Comme l'économie iranienne est en plein essor et devrait atteindre au moins 5% de croissance — avec une injection attendue de 50 milliards de dollars en investissements — les stratégies géopolitiques du pays peuvent également se développer. La guerre en Syrie est plus ou moins terminée et cela, bien sûr, est en grande partie lié au fait que la Russie est venue à l'aide de Bachar el-Assad avec du matériel militaire et des soldats. Mais nous ne devrions jamais oublier que la chute d'Alep n'est pas seulement une victoire pour le régime du chef d'Etat syrien, mais ce sont surtout les butins de la guerre pour le Hezbollah, qui bénéficie également du coup de pouce d'Obama et dont le leader a récemment souligné dans un discours que l'Ouest pouvait désormais «oublier le renversement du régime syrien».

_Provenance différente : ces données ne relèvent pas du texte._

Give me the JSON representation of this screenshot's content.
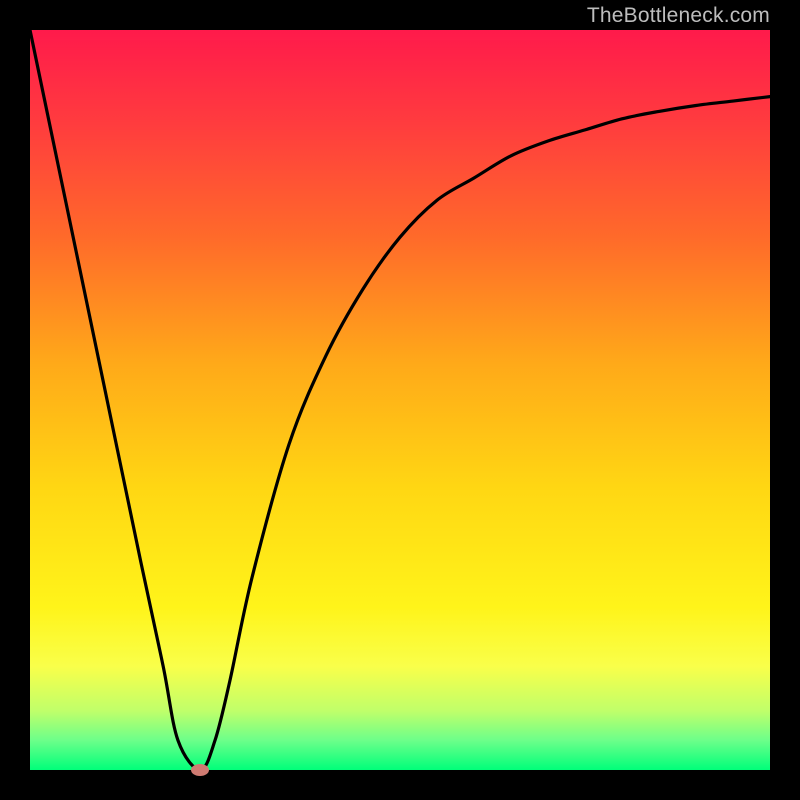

L'expérience en Syrie a considérablement renforcé la réputation militaire du groupe chiite libanais, et tout le monde sait où cela mène : cela mène à une guerre inévitable contre Israël à un moment donné. Ce n'est guère un secret que les Etats-Unis étaient en pourparlers avec le Hezbollah, et d’après certaines informations les diplomates britanniques ont servi d’intermédiaires de sorte qu'aucune des lois américaines ne soient violées. Mais qui aurait cru que, comme m’ont dit les sources au sein de la communauté du renseignement, les photos satellite américaines des positions de Daesh seraient partagées avec le groupe libanais, ce qui aurait récemment attiré la colère des journalistes américains lorsqu’il a été découvert que les transporteurs militaires US étaient entre leurs mains en Syrie.
Etant donné que l'Iran et ses alliés sont plus forts, mieux équipés, plus riches et veulent augmenter leur influence dans la région, l'équipe de Donald Trump qui a pris ses fonctions a déjà un certain nombre de scénarios cauchemar à venir. Un conflit émerge probablement à Gaza à la veille du 50e anniversaire (au mois de juin de cette année) de son occupation qui atteint son paroxysme. De même, Daesh et Al Qaeda devraient se diriger vers le Yémen et la Libye, tandis que les tensions entre Israël et le Hezbollah s'aggraver, vu que ce dernier se vante d’avoir des «milliers» de nouvelles roquettes de qualité visant Tel Aviv. C’est une note de bas de page dans un discours que le leader du Hezbollah n'aurait pas été en mesure de faire par le passé, mais maintenant il l’affirme fièrement, tout en veillant à ne plus critiquer l’Oncle Sam, son nouveau pote qui a rendu tout cela possible.